Concluding remarks of the conference

 

The continuous inter-relation between solitary life and the community dimension, between desert and cenobium, finally, is valid for the West, where cycles of renewal of the spiritual life alternate, characterized by either an accent on the eremitical life or on a reform of cenobitic life.

An exceptional witness of this interaction was the historic experience of Optina Pustyn’, which significantly placed at the center of the dynamic between cenobium and anachoretism the life of prayer, personal and common. Here, of course, we touch on a very profound and ample topic, which by itself could constitute the subject of a conference.

It is just here that we come to the question that modernity poses to the Christian experience. If the great modern parabola can be described as a passage from heteronomy to autonomy — the exit from a hierarchical, closed world towards an open universe based on the principle of equality, in which everyone is theoretically the maker of his own future — the paradoxical result is a radical solitude of the individual, of which the anonymous character of the crowd is only the hidden face.

The challenge of community on the postmodern horizon is perhaps that of having communities that are capable of instilling hope, not a utopia of a completely transparent relation, but concrete common life with manifold relations.

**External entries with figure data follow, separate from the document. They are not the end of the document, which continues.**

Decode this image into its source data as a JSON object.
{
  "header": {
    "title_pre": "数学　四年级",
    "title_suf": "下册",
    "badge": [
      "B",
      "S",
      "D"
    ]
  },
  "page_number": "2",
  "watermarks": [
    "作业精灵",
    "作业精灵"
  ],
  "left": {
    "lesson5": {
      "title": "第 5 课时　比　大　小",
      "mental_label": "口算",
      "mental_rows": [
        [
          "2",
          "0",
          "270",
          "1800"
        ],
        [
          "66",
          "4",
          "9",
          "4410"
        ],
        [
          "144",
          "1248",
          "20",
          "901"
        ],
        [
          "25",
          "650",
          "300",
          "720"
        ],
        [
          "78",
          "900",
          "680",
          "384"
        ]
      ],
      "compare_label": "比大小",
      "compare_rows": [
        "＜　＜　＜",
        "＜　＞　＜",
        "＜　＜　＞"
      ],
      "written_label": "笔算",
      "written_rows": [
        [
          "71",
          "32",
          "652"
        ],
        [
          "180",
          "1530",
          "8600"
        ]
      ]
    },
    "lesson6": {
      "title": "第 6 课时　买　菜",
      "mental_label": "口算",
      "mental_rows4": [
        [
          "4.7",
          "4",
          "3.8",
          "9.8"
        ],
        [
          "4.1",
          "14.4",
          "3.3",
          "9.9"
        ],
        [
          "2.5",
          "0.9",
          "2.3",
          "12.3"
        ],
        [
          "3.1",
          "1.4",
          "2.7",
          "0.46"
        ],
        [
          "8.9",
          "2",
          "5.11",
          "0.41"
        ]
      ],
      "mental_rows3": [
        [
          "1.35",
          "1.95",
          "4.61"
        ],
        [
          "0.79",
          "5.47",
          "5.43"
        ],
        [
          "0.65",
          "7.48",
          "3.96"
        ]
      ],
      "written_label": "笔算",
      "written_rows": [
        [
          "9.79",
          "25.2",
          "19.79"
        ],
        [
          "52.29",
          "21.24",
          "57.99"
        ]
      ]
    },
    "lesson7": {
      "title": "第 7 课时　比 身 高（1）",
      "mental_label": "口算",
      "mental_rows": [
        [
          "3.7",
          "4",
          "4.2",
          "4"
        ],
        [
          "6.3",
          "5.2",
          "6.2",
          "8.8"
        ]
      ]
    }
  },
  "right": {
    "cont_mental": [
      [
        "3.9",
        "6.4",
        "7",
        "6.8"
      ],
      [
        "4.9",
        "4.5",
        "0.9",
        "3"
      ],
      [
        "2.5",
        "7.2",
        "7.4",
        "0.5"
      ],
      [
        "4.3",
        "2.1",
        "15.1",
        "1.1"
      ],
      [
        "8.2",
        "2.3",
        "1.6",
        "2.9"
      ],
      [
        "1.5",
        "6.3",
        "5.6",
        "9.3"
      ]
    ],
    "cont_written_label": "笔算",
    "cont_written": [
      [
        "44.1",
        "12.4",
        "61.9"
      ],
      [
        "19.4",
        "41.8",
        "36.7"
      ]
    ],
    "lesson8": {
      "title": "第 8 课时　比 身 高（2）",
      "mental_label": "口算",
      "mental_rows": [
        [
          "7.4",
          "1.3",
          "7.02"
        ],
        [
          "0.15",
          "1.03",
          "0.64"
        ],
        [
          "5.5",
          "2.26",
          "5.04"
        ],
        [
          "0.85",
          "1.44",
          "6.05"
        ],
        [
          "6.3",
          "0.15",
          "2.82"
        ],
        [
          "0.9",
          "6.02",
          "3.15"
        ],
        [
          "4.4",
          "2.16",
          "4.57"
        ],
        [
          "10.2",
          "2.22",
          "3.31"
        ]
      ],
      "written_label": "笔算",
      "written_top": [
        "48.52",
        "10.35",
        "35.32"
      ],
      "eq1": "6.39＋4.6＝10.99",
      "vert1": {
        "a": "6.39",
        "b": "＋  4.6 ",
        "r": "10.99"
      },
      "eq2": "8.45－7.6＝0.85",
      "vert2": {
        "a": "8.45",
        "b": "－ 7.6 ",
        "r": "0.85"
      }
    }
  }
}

The modern suspicion of every coercion of the self paradoxically risks annulling the free gift of meeting the other in collective ideology or in the indifference of individualism. An authentic dialectic between communion and solitude demands instead to be realized in confidence and gratitude towards the other: in an ever new thanksgiving, in eucharistic practice.

Koinonia not only defines the horizontal plane of relations between persons, but opens a glimpse on the life of the divine Persons. “To be signifies life, and life signifies communion” (Zizioulas). Without person there is no communion, but without communion there is no person.